Generally Positive Reviews…

Several articles, using an unscientific sampling of Twitter comments on his first few episodes, found overall support for Richards’s stint. Generally, he kept the show’s pacing bright and brisk, demonstrating more of an aura and presence than his immediate predecessor.

Unlike Jennings, Richards did not sign off every episode with, “Thanks, Alex” — a flourish Jennings admitted Richards had suggested. Instead, he borrowed from a monologue Trebek gave at the start of what would be his last week of shows, closing each episode by noting that if we all pitch in and act kindly toward others, we will get to a better place.

As both executive producer and guest host — a dual hat Trebek wore for “Jeopardy’s!” first three seasons in syndication — Richards began his second episode with a tribute to the production staff behind the scenes who make the show possible:

As a further tribute to the show’s close-knit production staff, this former contestant would love if Glenn Kagan — a longtime contestant coordinator, and the stand-in as host during rehearsals — got a chance to host “Jeopardy!” on-camera himself. That said, Kagan has low name ID and may have little interest in such an appearance.

…But an Annoying Pet Peeve

Unfortunately, replacing a host who served for nearly 37 years brings attention to every little detail distinguishing Trebek and his successors. For instance, when the first-place contestant had an insurmountable lead going into Final Jeopardy, Trebek often highlighted what he called a “runaway” game. Jennings and Richards, however, have largely de-emphasized these scenarios.

It also seemed striking to see Jennings wearing what appeared to be an earpiece during at least one episode and to watch Richards host from a standing position behind the lectern (Trebek presented “Jeopardy!” while standing for most of his 37 years, but knee problems over the past decade made him sit behind the lectern more recently).

Furthermore, when giving correct responses to clues that stumped the contestants, both Jennings and Richards have shown the somewhat irritating habit of saying “We were looking for” — implying uncertainty in both the clue and the correct response.

Jennings compounded the matter by telling incorrect contestants “No…” or “No?” — his voice trailing off in a potentially misleading way. I initially interpreted his pronunciation as a suggestion the contestant was on the right track. Had I been a contestant, the chance that this was some sort of vocal “cue” might have encouraged me to ring in and attempt a guess.

Of course, some clues do lend themselves to multiple correct responses. For instance, the largest mountain in North America goes by both Mount McKinley and the Native term Denali. And “Jeopardy!” producers do adjust game scores when the writers inadvertently misword a clue, or a contestant gives an alternative, but equally correct, response.

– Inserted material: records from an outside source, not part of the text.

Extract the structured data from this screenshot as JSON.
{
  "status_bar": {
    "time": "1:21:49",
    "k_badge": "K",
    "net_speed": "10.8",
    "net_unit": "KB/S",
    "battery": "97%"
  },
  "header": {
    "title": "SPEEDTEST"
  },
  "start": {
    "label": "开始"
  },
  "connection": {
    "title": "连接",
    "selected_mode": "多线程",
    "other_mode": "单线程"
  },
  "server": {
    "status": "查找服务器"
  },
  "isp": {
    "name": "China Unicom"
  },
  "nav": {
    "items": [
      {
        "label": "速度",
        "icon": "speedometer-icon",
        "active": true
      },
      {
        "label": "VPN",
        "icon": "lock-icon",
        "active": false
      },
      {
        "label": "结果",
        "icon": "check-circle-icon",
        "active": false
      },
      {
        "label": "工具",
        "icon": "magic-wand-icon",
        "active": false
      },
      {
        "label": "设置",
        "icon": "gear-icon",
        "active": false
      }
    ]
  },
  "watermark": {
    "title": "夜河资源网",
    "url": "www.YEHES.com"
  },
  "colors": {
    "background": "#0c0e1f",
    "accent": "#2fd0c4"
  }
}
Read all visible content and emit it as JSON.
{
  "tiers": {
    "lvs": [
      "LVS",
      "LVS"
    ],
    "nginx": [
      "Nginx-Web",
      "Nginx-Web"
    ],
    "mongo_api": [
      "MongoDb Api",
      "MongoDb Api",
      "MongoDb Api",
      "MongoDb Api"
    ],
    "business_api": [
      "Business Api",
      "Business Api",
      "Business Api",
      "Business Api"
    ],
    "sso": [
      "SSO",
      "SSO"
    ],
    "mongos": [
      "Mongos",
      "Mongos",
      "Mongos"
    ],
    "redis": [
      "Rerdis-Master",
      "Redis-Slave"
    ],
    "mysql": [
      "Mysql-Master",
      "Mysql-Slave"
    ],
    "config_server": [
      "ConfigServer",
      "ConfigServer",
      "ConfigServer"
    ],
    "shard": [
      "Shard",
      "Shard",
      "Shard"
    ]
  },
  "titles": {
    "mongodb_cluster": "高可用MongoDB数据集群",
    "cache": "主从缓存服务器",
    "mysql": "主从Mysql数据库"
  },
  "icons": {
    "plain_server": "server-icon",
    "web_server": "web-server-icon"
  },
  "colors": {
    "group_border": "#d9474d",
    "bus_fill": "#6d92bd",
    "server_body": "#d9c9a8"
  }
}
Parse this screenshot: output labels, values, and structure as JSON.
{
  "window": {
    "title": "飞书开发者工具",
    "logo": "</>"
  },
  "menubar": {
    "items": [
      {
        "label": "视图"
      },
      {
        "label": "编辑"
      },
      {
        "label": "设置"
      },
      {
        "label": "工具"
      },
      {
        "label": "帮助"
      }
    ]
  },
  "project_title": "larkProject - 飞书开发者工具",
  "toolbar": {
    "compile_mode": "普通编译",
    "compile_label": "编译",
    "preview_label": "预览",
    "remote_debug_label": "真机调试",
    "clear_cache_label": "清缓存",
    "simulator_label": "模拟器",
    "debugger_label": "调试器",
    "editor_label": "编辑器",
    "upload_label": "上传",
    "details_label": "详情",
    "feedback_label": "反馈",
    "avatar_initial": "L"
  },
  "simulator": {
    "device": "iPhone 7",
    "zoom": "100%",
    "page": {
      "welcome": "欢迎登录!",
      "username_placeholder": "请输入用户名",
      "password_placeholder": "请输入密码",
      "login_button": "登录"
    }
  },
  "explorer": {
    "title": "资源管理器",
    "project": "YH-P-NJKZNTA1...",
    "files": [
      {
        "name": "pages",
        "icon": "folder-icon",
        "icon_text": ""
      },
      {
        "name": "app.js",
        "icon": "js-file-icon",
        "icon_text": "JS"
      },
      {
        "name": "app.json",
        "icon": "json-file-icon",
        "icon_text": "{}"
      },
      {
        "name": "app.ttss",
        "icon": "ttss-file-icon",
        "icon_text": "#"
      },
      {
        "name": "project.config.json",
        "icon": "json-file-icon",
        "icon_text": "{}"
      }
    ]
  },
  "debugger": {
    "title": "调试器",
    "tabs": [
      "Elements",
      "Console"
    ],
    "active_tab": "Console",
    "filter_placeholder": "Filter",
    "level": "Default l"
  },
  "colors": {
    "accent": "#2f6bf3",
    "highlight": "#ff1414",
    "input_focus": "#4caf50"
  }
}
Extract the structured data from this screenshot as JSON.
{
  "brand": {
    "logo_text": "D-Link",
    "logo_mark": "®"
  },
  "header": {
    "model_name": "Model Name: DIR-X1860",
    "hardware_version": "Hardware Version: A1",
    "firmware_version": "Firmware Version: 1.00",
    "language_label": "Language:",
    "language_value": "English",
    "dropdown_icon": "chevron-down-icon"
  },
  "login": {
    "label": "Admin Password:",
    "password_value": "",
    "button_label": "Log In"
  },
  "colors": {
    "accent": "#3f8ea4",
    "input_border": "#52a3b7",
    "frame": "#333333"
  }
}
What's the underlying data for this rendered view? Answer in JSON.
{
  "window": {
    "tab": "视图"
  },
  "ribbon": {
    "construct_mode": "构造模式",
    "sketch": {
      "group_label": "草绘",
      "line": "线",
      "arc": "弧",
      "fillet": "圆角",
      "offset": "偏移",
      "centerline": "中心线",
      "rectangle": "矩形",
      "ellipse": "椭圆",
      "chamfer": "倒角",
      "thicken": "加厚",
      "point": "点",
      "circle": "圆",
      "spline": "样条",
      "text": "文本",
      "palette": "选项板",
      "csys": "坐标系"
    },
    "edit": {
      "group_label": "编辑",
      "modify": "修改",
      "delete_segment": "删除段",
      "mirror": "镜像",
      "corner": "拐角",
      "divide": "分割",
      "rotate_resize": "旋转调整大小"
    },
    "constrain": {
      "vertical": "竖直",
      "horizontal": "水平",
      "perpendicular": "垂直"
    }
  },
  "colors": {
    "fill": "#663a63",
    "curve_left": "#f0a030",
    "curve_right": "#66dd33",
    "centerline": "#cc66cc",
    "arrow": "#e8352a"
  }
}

But particularly in today’s society, “Jeopardy!” should remain unafraid to call truth and facts for what they are. The host shouldn’t embarrass a contestant for an incorrect response, but neither should he or she pull punches and hesitate to call the proverbial spade a spade.

More Guest Hosts Ahead

The first guest hosts have taped their episodes, such that “Jeopardy!” announced the lineup for its next few weeks, beginning with former CBS and NBC anchor Katie Couric on March 8. Couric’s hosting stint will prove particularly noteworthy, given her recent comments about needing to “really almost deprogram these people who have signed up for the cult of Trump.”

Despite the controversy, Richards gave an apt suggestion to those critiquing the guest hosts, from Jennings to Couric and even himself: “Let’s be that welcoming ‘Jeopardy!’ community. Let us know what you think, but let’s all be kind and open. Because in the end, that’s what ‘Jeopardy!’ is and that’s what Alex was, and that’s the way we all should behave.”